October 8, 2019 | Unregistered Commentermarkgordonuk

I have absolutely no problem whatsoever with Liza's level of talent being appropriate for Sally Bowles. I have known many performers with a heck of a lot of talent (maybe as much?) who never even got as far as Sally Bowles did in the movie. I always think that the Kit Kat Klub is probably just about where Liza would have ended up without her famous "lucky" start in life.

But in any case, Cabaret is a stone cold masterpiece and anyone who doesn't agree just doesn't get it. There, I've said it!

October 8, 2019 | Unregistered CommenterDave in Hollywood

Don't be ashamed, Ben! We've all got famous films we haven't yet seen. But good that you've now seen it and enjoyed it!
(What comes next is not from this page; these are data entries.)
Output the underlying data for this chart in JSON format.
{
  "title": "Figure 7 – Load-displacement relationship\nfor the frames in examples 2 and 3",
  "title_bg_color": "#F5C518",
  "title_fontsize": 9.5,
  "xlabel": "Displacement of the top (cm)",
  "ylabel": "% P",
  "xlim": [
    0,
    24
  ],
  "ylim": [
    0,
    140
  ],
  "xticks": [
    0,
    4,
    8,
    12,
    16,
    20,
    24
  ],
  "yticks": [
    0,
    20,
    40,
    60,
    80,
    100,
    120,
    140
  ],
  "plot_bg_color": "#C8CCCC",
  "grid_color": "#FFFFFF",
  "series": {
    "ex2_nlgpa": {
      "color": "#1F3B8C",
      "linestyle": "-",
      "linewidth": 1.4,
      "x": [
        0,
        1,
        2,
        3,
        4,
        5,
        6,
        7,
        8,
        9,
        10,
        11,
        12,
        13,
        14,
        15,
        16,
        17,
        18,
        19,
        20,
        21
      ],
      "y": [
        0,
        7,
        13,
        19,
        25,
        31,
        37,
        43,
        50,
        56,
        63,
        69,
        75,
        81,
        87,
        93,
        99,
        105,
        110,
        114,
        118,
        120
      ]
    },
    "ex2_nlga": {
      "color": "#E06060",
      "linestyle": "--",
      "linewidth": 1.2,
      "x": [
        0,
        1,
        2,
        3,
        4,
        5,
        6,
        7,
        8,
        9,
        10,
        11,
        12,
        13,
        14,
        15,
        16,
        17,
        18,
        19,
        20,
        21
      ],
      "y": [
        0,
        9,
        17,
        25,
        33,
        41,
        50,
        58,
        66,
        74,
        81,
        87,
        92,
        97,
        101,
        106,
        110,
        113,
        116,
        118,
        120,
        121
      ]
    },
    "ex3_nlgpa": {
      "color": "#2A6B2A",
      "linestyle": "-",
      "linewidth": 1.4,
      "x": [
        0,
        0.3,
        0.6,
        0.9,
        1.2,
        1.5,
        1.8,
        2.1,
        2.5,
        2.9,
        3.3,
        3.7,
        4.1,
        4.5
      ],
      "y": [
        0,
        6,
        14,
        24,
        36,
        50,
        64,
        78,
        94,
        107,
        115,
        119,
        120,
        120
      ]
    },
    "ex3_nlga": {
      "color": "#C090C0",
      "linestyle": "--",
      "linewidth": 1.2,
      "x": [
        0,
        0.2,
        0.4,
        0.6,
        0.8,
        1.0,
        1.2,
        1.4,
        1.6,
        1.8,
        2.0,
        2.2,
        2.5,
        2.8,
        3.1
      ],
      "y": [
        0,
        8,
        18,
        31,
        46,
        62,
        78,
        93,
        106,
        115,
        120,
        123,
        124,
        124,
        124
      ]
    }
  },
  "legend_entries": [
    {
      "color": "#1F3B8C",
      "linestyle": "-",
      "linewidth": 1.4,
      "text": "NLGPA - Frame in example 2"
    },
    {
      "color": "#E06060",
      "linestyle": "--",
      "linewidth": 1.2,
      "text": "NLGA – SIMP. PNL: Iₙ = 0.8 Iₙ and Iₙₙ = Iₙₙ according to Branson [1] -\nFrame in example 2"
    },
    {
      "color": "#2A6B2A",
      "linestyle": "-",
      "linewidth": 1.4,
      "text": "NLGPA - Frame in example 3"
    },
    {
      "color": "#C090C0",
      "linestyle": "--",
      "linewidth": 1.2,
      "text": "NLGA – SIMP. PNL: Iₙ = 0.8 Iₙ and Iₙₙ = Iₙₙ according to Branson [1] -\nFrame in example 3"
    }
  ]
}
Picking up on some of the comments: I too feel that it's not lack of talent that is causing Sally Bowles to be stuck in the Kit Kat Club - it's other stuff, some of it of her own making, some of it showbiz luck not coming her way... I like this movie very much. A word for 'Mein Herr' - yes, 'Don't Tell Mama' is a fun song in the show, but 'Mein Herr' is movie magic - the song, the choreography, the exquisite framing that says so much about Sally in the first big number we see her in.

In my heart, Cabaret vs. The Godfather is one of the closest Best Picture races, and while I think The Godfather was the worthy winner, Fosse getting Best Directing for this was very justified. I think the 'Tomorrow Belongs to Me' sequence is what clinches it for him.

October 8, 2019 | Unregistered CommenterEdward L.

Ben -- i like what you said about Brian in terms of "proximity" to Sally. I've never thought about that before but you're absolutely right.

October 8, 2019 | Registered CommenterNATHANIEL R

Thanks so much for everyone on the feedback. It makes me want to dive in to other films I've never seen. Hopefully, I'll find something as wonderful as this film

October 8, 2019 | Unregistered CommenterBen

I saw Cabernet once on video in the 80’s when I was about 14. I remember being blown away with the musical numbers, a little freaked by the seediness and totally in love with Michael York. I wanted to revisit it after watching that episode of Verdon/Fosse but was unable to find it streaming on any of the Australian services I subscribe to - Netflix, Stan or Prime. Also I don’t think it was available on Australian iTunes either. After reading this, I even more determined to get my hands on a copy...

October 10, 2019 | Unregistered CommenterJoanne

Cabaret has always been one of those movie experiences that I will unapologetically lovingly share with anybody!

October 10, 2019 | Unregistered CommenterSanty C.